Precious rare earth metals discovered where continental plates collided
New finding indicates that rare earth elements used in technologies from smartphones to wind turbines may exist in previously unexplored locations where mountains were built by collisions rather than where continental plates separated.
A rare trove of precious metals discovered beneath a desolate stretch of ice-shrouded coastline in Greenland is providing valuable clues about the geological processes that help concentrate so-called rare earth elements, according to new research from Stanford.
Rare earth elements, or REEs, are a set of seventeen chemically related heavy metals that are essential components of many modern technologies, including smartphones, flat screen televisions, electric vehicles, energy-efficient lighting and wind turbines.

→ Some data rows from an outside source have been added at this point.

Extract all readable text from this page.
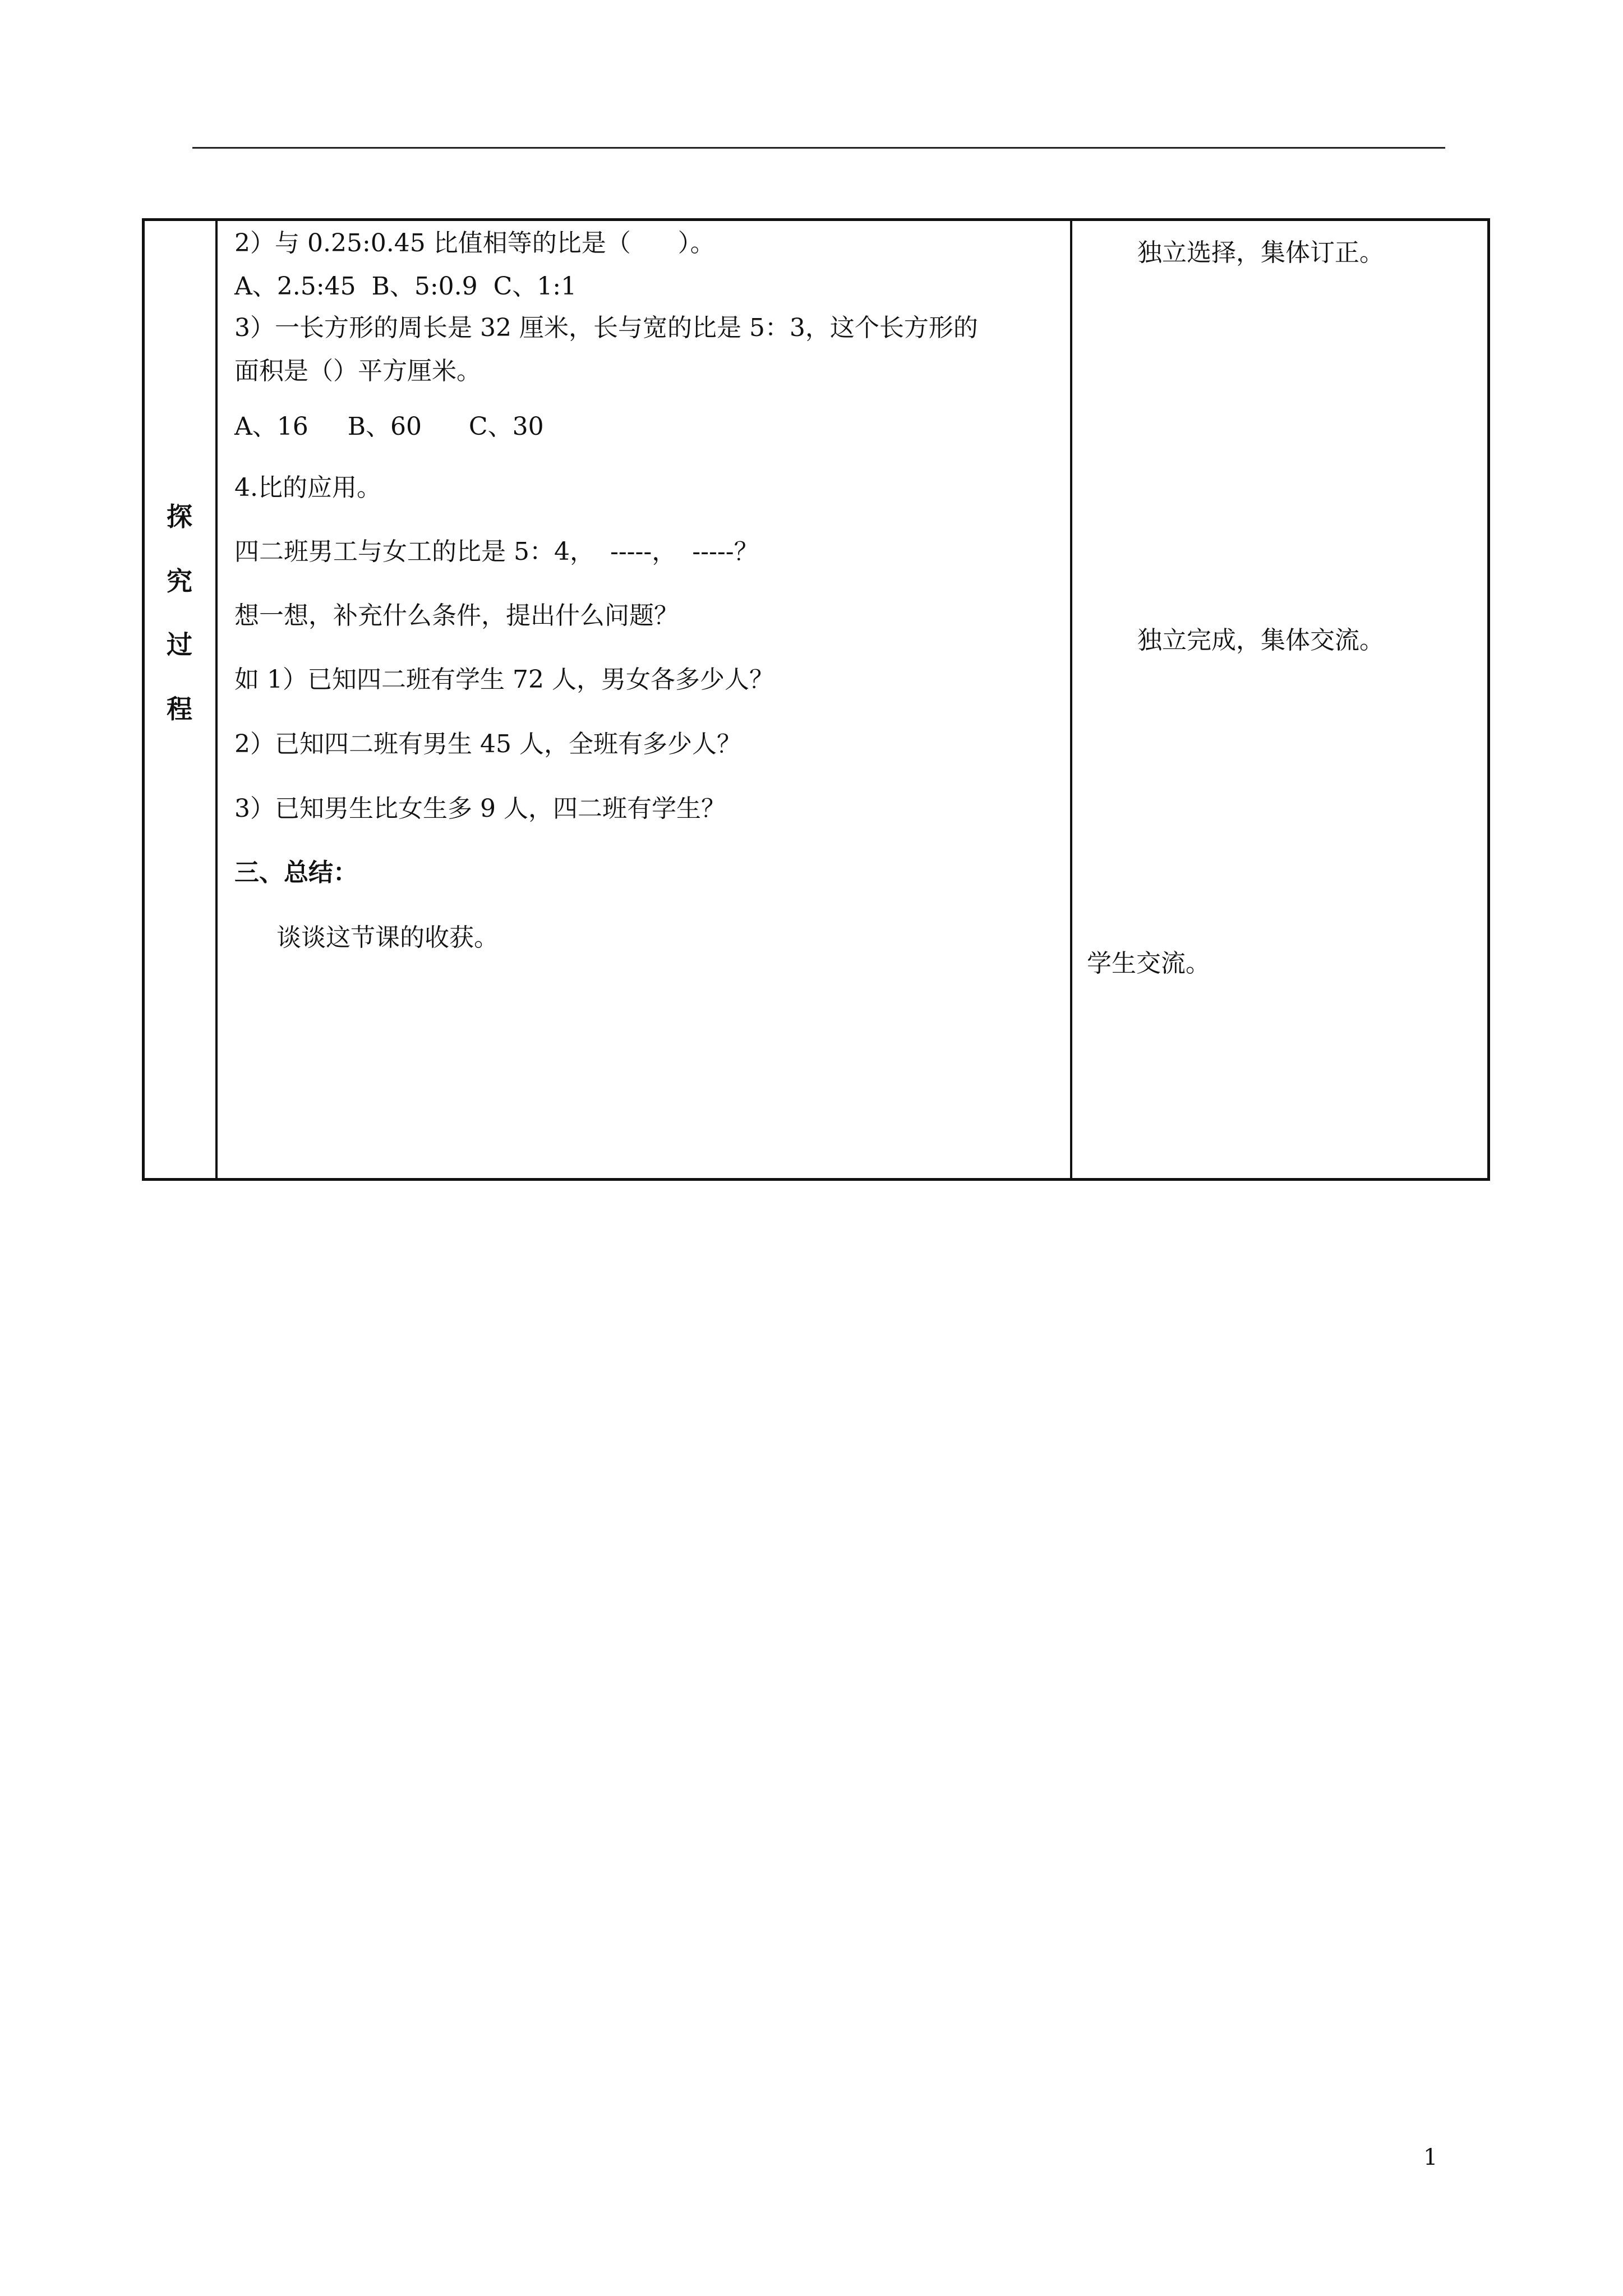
探
究
过
程
2）与 0.25:0.45 比值相等的比是（      ）。
A、2.5:45  B、5:0.9  C、1:1
3）一长方形的周长是 32 厘米，长与宽的比是 5：3，这个长方形的
面积是（）平方厘米。
A、16     B、60      C、30
4.比的应用。
四二班男工与女工的比是 5：4，  -----，  -----？
想一想，补充什么条件，提出什么问题？
如 1）已知四二班有学生 72 人，男女各多少人？
2）已知四二班有男生 45 人，全班有多少人？
3）已知男生比女生多 9 人，四二班有学生？
三、总结：
谈谈这节课的收获。
独立选择，集体订正。
独立完成，集体交流。
学生交流。
1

The newfound REE deposit, discovered by Stanford Geological & Environmental Sciences Professor Dennis Bird, is located in the Karrat Isfjord region of west Greenland. The highly sought after metals are embedded in a band of rock measuring about 4 miles (7 kilometers) long and at least 100 feet (30 meters) wide. The full depth of the deposit has not yet been determined, as it extends beyond the range of current exploratory drilling.
Andrew Mott, a doctoral student in Bird's lab, conducted laboratory studies of the samples and concluded that the Karrat deposit formed some 1.8 billion years ago during the collision of two continental plates. That's different from other rare Earth deposits known around the world, which scientists think largely formed from continental plate separation, or "rifting" events. The finding appeared in the October 23 issue of the Journal of Economic Geology.
"Andrew's work has dated this mineralization to a time that correlates with a continental collision like that which formed the Himalayas," Bird said. "This was not the tectonic environment in which we expected to find rare earth deposits."
The surprise discovery may mean that rare earth deposits are lurking in previously unexplored settings, namely those associated with collisional mountain-building events, said study coauthor Marty Grove, a professor (research) in the Stanford Department of Geological & Environmental Sciences. "It probably means that there is the potential for rare earth deposits in many places where we currently don't look," Grove said.